La última orientación de la Fed indica que se encuentra en una posición estable en cuanto a la dirección de su política monetaria, aunque algunos miembros abogaron por un lenguaje más equilibrado que contemplara riesgos en ambas direcciones.
Si bien los riesgos al alza para la inflación han aumentado, la Fed mantiene la vista puesta en la posible debilidad del crecimiento y del mercado laboral. Este equilibrio podría llevar a que los tipos se redujeran hasta niveles neutrales más adelante en el año; no obstante, el FOMC será sensible a una nueva escalada en Irán y a la subida de los precios de la energía, y podría mantener una política restrictiva en ese escenario.

La Reserva Federal de Estados Unidos mantuvo los tipos de interés sin cambios, tal y como se esperaba, conservando el rango objetivo en el 3,5–3,75 %. En su comunicado, el Comité (FOMC) mantuvo, sin sorpresas, la opinión de que los riesgos geopolíticos añaden una mayor capa de incertidumbre a ambos lados de su mandato. El comunicado también elevó su valoración de la inflación, si bien matizó que ello se debía principalmente al aumento de los precios de la energía. Este movimiento, combinado con el hecho de que tres miembros del comité votaran en contra del comunicado por mantener una orientación futura con sesgo hacia la relajación, otorgó al tono del mensaje un cariz claramente hawkish y, en cierta medida, sin precedentes.

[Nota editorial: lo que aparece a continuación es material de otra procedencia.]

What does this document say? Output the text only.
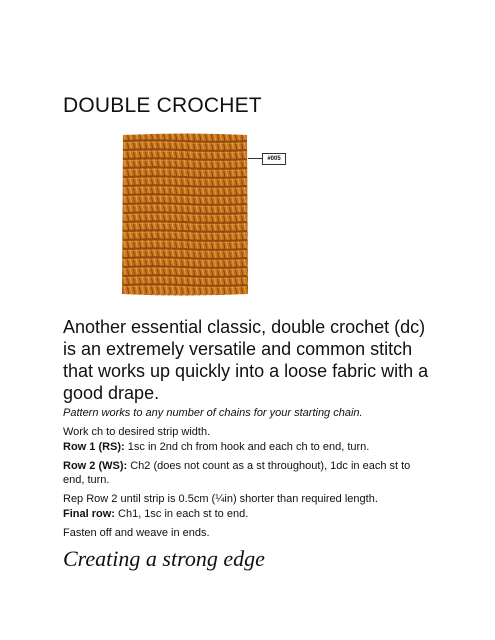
DOUBLE CROCHET
#005
Another essential classic, double crochet (dc) is an extremely versatile and common stitch that works up quickly into a loose fabric with a good drape.

Pattern works to any number of chains for your starting chain.

Work ch to desired strip width.

Row 1 (RS): 1sc in 2nd ch from hook and each ch to end, turn.

Row 2 (WS): Ch2 (does not count as a st throughout), 1dc in each st to end, turn.

Rep Row 2 until strip is 0.5cm (¼in) shorter than required length.

Final row: Ch1, 1sc in each st to end.

Fasten off and weave in ends.

Creating a strong edge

En la última rueda de prensa de Powell como presidente de la Fed, quedó claro que adoptó un enfoque de orientación futura más basado en el comité. Reiteró que la “mayoría” del comité no veía probable una subida de tipos y que el comité seguía estando, en gran medida, en modo de espera para evaluar cómo se desarrollan las perturbaciones en curso. De hecho, el principal elemento destacado de la rueda de prensa no provino del debate sobre las perspectivas de los tipos, que en general siguieron empañadas por la incertidumbre, sino de la revelación de Powell de que permanecerá como gobernador de la Fed una vez finalice su mandato como presidente, argumentando que las actuales acciones legales contra la Fed no tienen precedentes y, por tanto, requieren una acción igualmente sin precedentes por su parte. Aunque esto no fue una gran sorpresa, dadas las anteriores declaraciones de Powell en las que señalaba que podría seguir como gobernador para proteger la integridad institucional de la Reserva Federal, este movimiento añadirá una mayor incertidumbre a las perspectivas de los tipos de interés en el futuro.

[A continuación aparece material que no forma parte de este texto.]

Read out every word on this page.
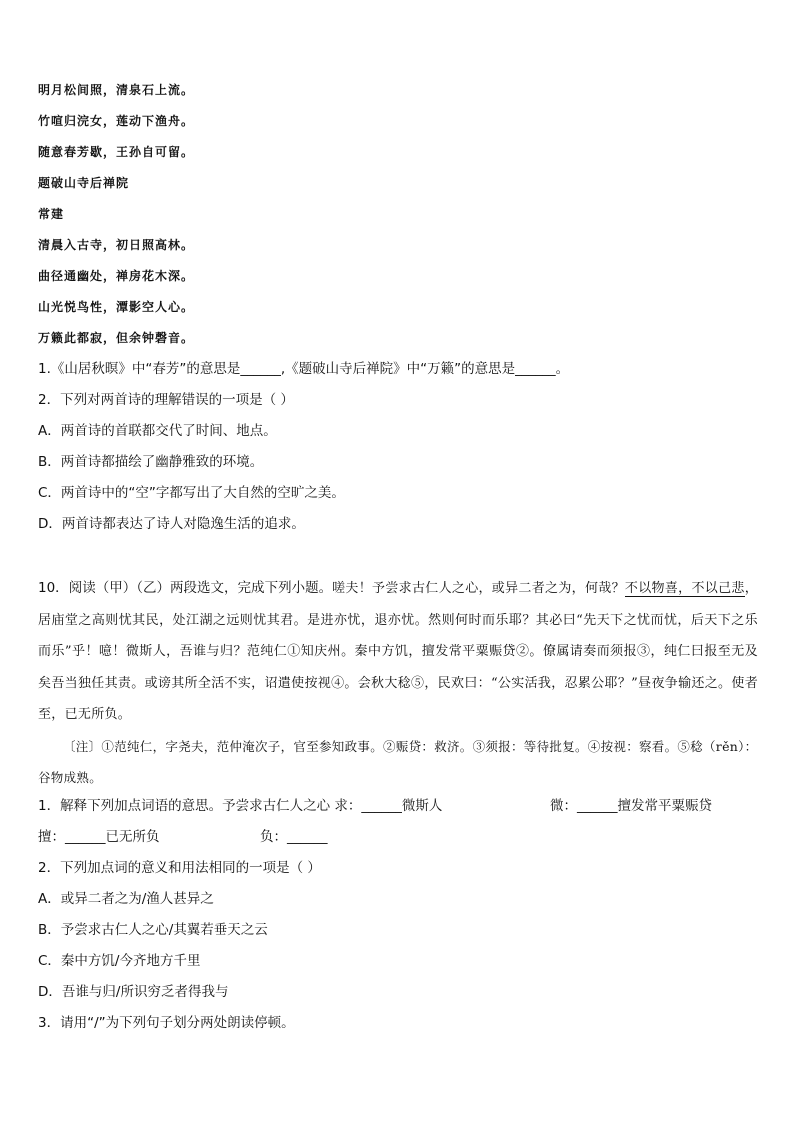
明月松间照，清泉石上流。
竹喧归浣女，莲动下渔舟。
随意春芳歇，王孙自可留。
题破山寺后禅院
常建
清晨入古寺，初日照高林。
曲径通幽处，禅房花木深。
山光悦鸟性，潭影空人心。
万籁此都寂，但余钟磬音。
1.《山居秋暝》中“春芳”的意思是______,《题破山寺后禅院》中“万籁”的意思是______。
2．下列对两首诗的理解错误的一项是（ ）
A．两首诗的首联都交代了时间、地点。
B．两首诗都描绘了幽静雅致的环境。
C．两首诗中的“空”字都写出了大自然的空旷之美。
D．两首诗都表达了诗人对隐逸生活的追求。
10．阅读（甲）（乙）两段选文，完成下列小题。嗟夫！予尝求古仁人之心，或异二者之为，何哉？不以物喜，不以己悲，居庙堂之高则忧其民，处江湖之远则忧其君。是进亦忧，退亦忧。然则何时而乐耶？其必曰“先天下之忧而忧，后天下之乐而乐”乎！噫！微斯人，吾谁与归？范纯仁①知庆州。秦中方饥，擅发常平粟赈贷②。僚属请奏而须报③，纯仁曰报至无及矣吾当独任其责。或谤其所全活不实，诏遣使按视④。会秋大稔⑤，民欢曰：“公实活我，忍累公耶？”昼夜争输还之。使者至，已无所负。
〔注〕①范纯仁，字尧夫，范仲淹次子，官至参知政事。②赈贷：救济。③须报：等待批复。④按视：察看。⑤稔（rěn）：谷物成熟。
1．解释下列加点词语的意思。予尝求古仁人之心 求：______微斯人	微：______擅发常平粟赈贷
擅：______已无所负	负：______
2．下列加点词的意义和用法相同的一项是（ ）
A．或异二者之为/渔人甚异之
B．予尝求古仁人之心/其翼若垂天之云
C．秦中方饥/今齐地方千里
D．吾谁与归/所识穷乏者得我与
3．请用“/”为下列句子划分两处朗读停顿。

De cara al futuro, la trayectoria de los tipos durante el resto del año estará cada vez más condicionada por la duración del conflicto en Oriente Medio. Nuestro escenario central sigue siendo más dovish que el implícito en los precios de mercado, ya que esperamos que el próximo presidente, Warsh, y el conjunto del comité quieran contrarrestar el impacto negativo sobre el crecimiento derivado del shock energético con al menos un recorte antes de final de año. No obstante, a medida que aumentan los riesgos de que el Estrecho de Ormuz permanezca cerrado durante más tiempo, existen riesgos claros de que el shock de los precios de la energía se extienda y se convierta en un shock inflacionista de mayor alcance para el conjunto de la economía. Seguimos esperando un recorte este año, pero los riesgos están claramente sesgados hacia la opción de ‘no hacer nada’ durante el resto del ejercicio.